Mümkün olabilmesi için, toplumsal ve siyasal yapılanmayı çoğulcu bir anlayışta belirlemek gerekir...
Bu yüzden toplumsal olanın parçalanmaması çok önemlidir.
Elimizde kalan kamusal varlıklarımız için, siyaset ve siyasetçi "öteki" üzerinde hâkimiyet kurmak yerine, Ne tür bir yönetim şekliyle, insanların en iyi şekilde işbirliği kurabileceğini sorgulamalıdır...
Hukuk benimsenmelidir...
Yasalarla, insanların ne zaman eylemlerinden sorumlu tutulacağı,
Ne zaman tutulmayacağı, net bir şekilde ortaya konmuştur...
Yani asıl sorun yasalarda değil, kafalarda...
Artık, "Hukuk Devleti" kaygısı sona ermelidir...
YÜRÜTÜM DEĞİL ! YÖNETİM…
Özerkleştirmeler "fenomen" görüş olmaktan çıkarak "belirgin" olmalıdır!

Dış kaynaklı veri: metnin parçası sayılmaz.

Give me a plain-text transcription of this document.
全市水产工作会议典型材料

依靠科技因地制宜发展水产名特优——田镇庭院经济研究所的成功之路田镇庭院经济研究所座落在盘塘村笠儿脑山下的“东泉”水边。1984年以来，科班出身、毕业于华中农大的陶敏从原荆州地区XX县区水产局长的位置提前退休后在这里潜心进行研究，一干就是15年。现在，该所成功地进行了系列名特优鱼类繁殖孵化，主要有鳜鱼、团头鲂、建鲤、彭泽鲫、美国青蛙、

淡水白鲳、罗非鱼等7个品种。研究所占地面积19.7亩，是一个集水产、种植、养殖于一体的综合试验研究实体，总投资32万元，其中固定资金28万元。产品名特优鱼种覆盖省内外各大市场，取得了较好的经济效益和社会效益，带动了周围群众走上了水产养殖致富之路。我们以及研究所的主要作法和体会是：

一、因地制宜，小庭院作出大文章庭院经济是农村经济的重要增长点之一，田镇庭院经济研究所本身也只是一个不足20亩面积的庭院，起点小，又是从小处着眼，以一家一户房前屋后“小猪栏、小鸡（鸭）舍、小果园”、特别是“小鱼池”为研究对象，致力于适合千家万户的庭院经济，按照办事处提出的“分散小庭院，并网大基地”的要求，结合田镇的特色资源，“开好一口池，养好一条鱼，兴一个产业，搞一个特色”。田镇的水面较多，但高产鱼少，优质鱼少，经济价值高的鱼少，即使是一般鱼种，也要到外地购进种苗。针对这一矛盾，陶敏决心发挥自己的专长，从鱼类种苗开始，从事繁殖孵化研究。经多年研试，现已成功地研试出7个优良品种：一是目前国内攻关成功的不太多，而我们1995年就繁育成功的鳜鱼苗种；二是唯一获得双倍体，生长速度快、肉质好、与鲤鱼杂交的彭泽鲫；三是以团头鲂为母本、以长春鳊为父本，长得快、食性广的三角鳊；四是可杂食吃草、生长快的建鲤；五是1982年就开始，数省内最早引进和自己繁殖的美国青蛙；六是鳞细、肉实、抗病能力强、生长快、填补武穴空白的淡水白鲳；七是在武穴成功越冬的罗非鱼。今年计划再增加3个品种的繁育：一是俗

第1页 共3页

Üçüncü sektör dediğimiz "halk sektörleri", Dome Otel örneğindeki gibi çoğaltılmalıdır...
"Vur-Kaç" zihniyetiyle,
Güçlü itaat damarlarıyla ,
Gölgenin gölgesi haline gelmekle,
Geleceği temsil etmek mümkün değildir...
Planlı bir siyaset ile gelecek temsil edilir ki,
O da bir devlet kaprisi yaratıp hükmetmek yerine,
Temsil ile gerçeklik arasındaki ilişkiyi çok iyi çözmek,
Planlı ve rasyonel bir şekilde devleti yönetmekle olur!
Yani kısacası,
Yürütüm değil! Yönetim...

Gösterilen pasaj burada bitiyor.